Homem de afectos e Amigo dedicado, como expressou em relação a Marcelo Caetano, publicando as cartas trocadas no exílio, a sua Obra evidencia uma admiração por certas figuras e uma preocupação constante pelo rigor dos factos e pela prova histórica com a exibição das fontes; na certeza de que a história só se faz com documentos, mas que existe mais do que um modo de os interpretar. Da análise de cronistas, como Fernão Lopes, Rui de Pina e Garcia de Resende, a humanistas, como João de Barros, André de Resende, Damião de Góis, António de Gouveia e Diogo Teive, e a Historiadores como Alexandre Herculano, o caminho é claro na sensibilidade que vinha já da dissertação de licenciatura com o título “Sentido da História. Breve Introdução a um Problema” – a percepção historiográfica na expressão epistemológica e na exigência metodológica da atitude crítica. A este trabalho, que veio a ser aproveitado para a obra “História e Conhecimento Histórico” (1968), há que acrescentar os livros “História Breve da Historiografia” (1962) e “Historiografia Portuguesa” (3 vols., 1972-1974), como evidência do tópico da teoria e metodologia da história na sua extensa e diversificada bibliografia. Beneficiando dos novos problemas da história e dos debates científicos que atravessavam o espaço universitário, Joaquim Veríssimo Serrão reconhece a influência de vários historiadores franceses com quem conviveu aquando da sua estada em Toulouse, designadamente, Frédéric Mauro, “amigo fraterno”, e Léon Bourdon, “mestre no campo da pesquisa histórica”.

Não permite a debilidade dos anos que continuemos a usufruir do seu labor de investigação; mas há que verificar que o seu legado, com linhas de estudo que vão da história local ao Brasil colonial, deixou uma marca indelével na historiografia e na cultura portuguesa. Se Santarém lhe deu a vivência e a escala de observação, que outros haviam de seguir, no entendimento histórico das assimetrias regionais e das desigualdades sociais, o seu olhar abrangeu o espaço alargado da expansão e do império português e ainda das relações culturais europeias. Não pode o tempo erodir o seu impacto na formação de várias gerações de investigadores, ultrapassando mesmo as fronteiras portuguesas, mormente na marca profunda que deixou no paradigma de interpretação e de intervenção. A sua erudição histórica e a vasta cultura, decisiva na execução da sua Obra e nas alocuções públicas, se pode ser entendida nos marcos do seu tempo, deve-se ao seu talento literário e à palavra pronta com que sempre deliciou os ouvintes. Orador brilhante, o seu entusiasmo contagiante que muitos testemunharam, sempre visível no diálogo construtivo com personalidades e instituições, granjeou-lhe grande respeitabilidade intelectual. Muitos beneficiaram da aliciante troca de ideias, cujo ânimo e vivacidade levou até a debates na percepção do passado. Muitas foram já as ocasiões em que se recordou o percurso académico e cívico de Joaquim Veríssimo Serrão, bem como a sua personalidade, encontrando eu agora nas palavras de Cícero o sentido continuador do seu trabalho: “a história é testemunha do passado, luz da verdade, vida da memória, mestra da vida, anunciadora dos tempos antigos”.

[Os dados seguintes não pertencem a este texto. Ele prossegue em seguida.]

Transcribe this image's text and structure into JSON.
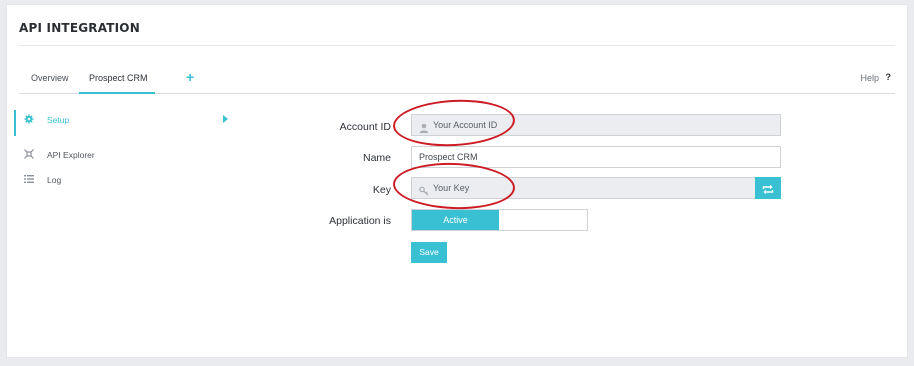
{
  "page": {
    "title": "API INTEGRATION"
  },
  "tabs": [
    {
      "label": "Overview"
    },
    {
      "label": "Prospect CRM",
      "active": true
    }
  ],
  "tab_add_label": "+",
  "help": {
    "label": "Help",
    "mark": "?"
  },
  "sidebar": {
    "items": [
      {
        "label": "Setup",
        "icon": "gear-icon",
        "active": true
      },
      {
        "label": "API Explorer",
        "icon": "api-explorer-icon"
      },
      {
        "label": "Log",
        "icon": "list-icon"
      }
    ]
  },
  "form": {
    "account_id": {
      "label": "Account ID",
      "placeholder": "Your Account ID",
      "icon": "user-icon"
    },
    "name": {
      "label": "Name",
      "value": "Prospect CRM"
    },
    "key": {
      "label": "Key",
      "placeholder": "Your Key",
      "icon": "key-icon",
      "refresh_icon": "refresh-icon"
    },
    "application": {
      "label": "Application is",
      "active_label": "Active",
      "state": "active"
    },
    "save_label": "Save"
  },
  "colors": {
    "accent": "#39c0d3",
    "annotation": "#cc1c24"
  }
}
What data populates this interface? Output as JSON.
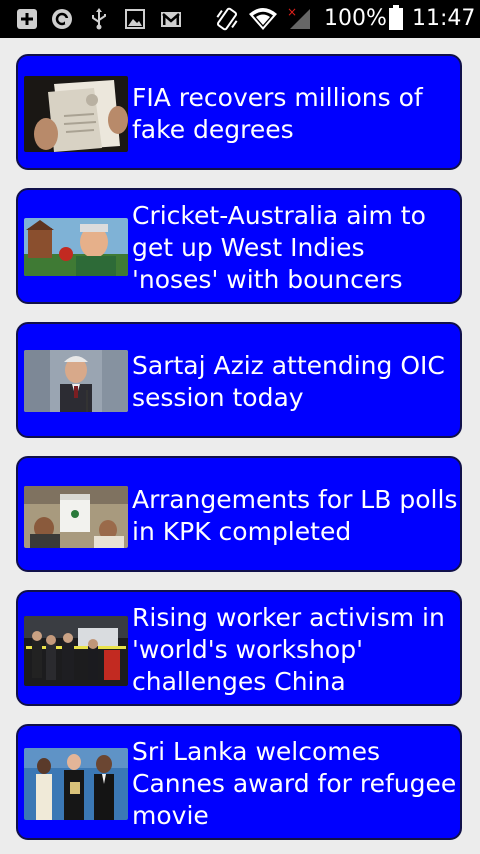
{
  "status_bar": {
    "battery_percent": "100%",
    "time": "11:47",
    "icons": [
      "add-box-icon",
      "sync-circle-icon",
      "usb-icon",
      "image-icon",
      "gmail-icon",
      "vibrate-icon",
      "wifi-icon",
      "signal-icon",
      "battery-icon"
    ]
  },
  "news": {
    "items": [
      {
        "headline": "FIA recovers millions of fake degrees"
      },
      {
        "headline": "Cricket-Australia aim to get up West Indies 'noses' with bouncers"
      },
      {
        "headline": "Sartaj Aziz attending OIC session today"
      },
      {
        "headline": "Arrangements for LB polls in KPK completed"
      },
      {
        "headline": "Rising worker activism in 'world's workshop' challenges China"
      },
      {
        "headline": "Sri Lanka welcomes Cannes award for refugee movie"
      }
    ]
  },
  "colors": {
    "card_bg": "#0000ff",
    "card_border": "#10104a",
    "headline_text": "#ffffff",
    "page_bg": "#ececec",
    "status_bar_bg": "#000000"
  }
}
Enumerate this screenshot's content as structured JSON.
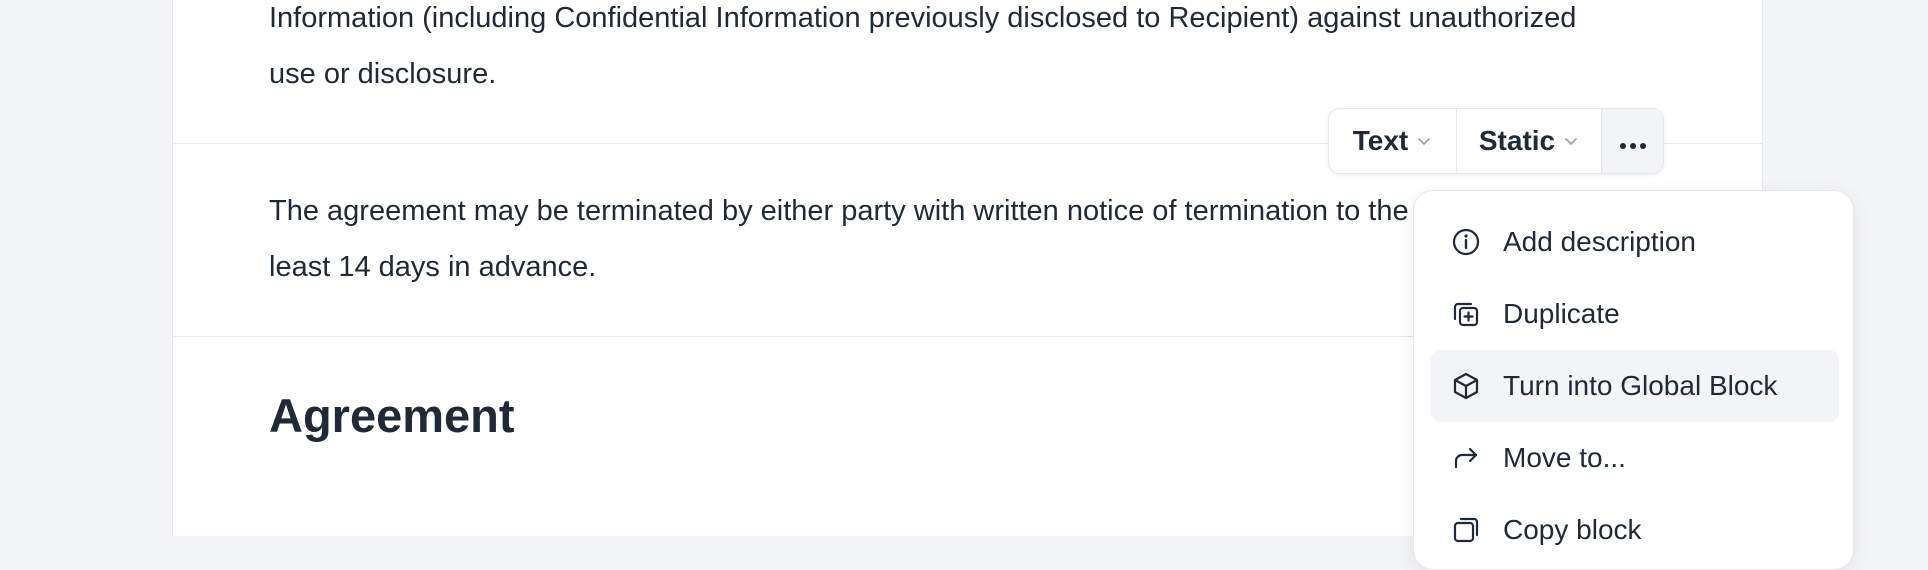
{
  "document": {
    "block1_text": "Information (including Confidential Information previously disclosed to Recipient) against unauthorized use or disclosure.",
    "block2_text": "The agreement may be terminated by either party with written notice of termination to the other party at least 14 days in advance.",
    "heading": "Agreement"
  },
  "toolbar": {
    "type_label": "Text",
    "mode_label": "Static",
    "more_icon": "ellipsis-icon"
  },
  "menu": {
    "items": [
      {
        "label": "Add description",
        "icon": "info-icon"
      },
      {
        "label": "Duplicate",
        "icon": "duplicate-icon"
      },
      {
        "label": "Turn into Global Block",
        "icon": "cube-icon",
        "active": true
      },
      {
        "label": "Move to...",
        "icon": "forward-arrow-icon"
      },
      {
        "label": "Copy block",
        "icon": "copy-icon"
      }
    ]
  }
}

Aplaudir um Amigo muito querido, pelo seu 95.º aniversário, falar das suas qualidades e expressar uma vez mais o meu afecto e admiração, não será excessivo. Nas muitas horas de conversa, na sua Santarém, aquando do meu doutoramento, firmou-se uma profunda Amizade, em que iam desfilando histórias na primeira pessoa, de que guardo memórias de momentos prazerosos. Na sua Biblioteca, bálsamo e partilha para os amigos, a conversa, só interrompida para buscar na estante um livro de sugestivo caminho, sempre foi sincera, sem artifícios, transparente nos significados e certeira nas críticas e sugestões. A magnificência das encadernações e a abundância de autógrafos, verdadeira delícia para os leitores, falam-nos do Bibliófilo e do Historiador de vida plena de significados nas relações culturais e nos laços de amizade. Verdadeiro nas mensagens especiais com que sempre surpreendeu os amigos nas dedicatórias, guardo muitos registos que aproveitei para agora reler; em todos está o carinho, o incentivo, a motivação, o ensinamento. Inscrições pessoais, marcos de um encontro, palavras de um recado, que hoje quero, em homenagem e gratidão, partilhar a que gravou na obra, de distinta encadernação, “Recueil des Instructions données aux Embassadeurs et Ministres de France depuis les Traités de Westphalie jusqu’a la Révolution Française”, vol. III – Portugal, Paris, 1886, com primorosa caligrafia, ofertada no dia do meu doutoramento, acompanhada de epístola que resguardo. Estando o convívio ora suspenso pela fragilidade dos dias, devo assinalar a atenção, o saber partilhado e a estima com que sempre me distinguiu, lembrando o que tantas vezes me dissera sobre a resiliência, fundamental para enfrentar contrariedades, obstáculos, continuar a lutar para seguir em frente e vencer.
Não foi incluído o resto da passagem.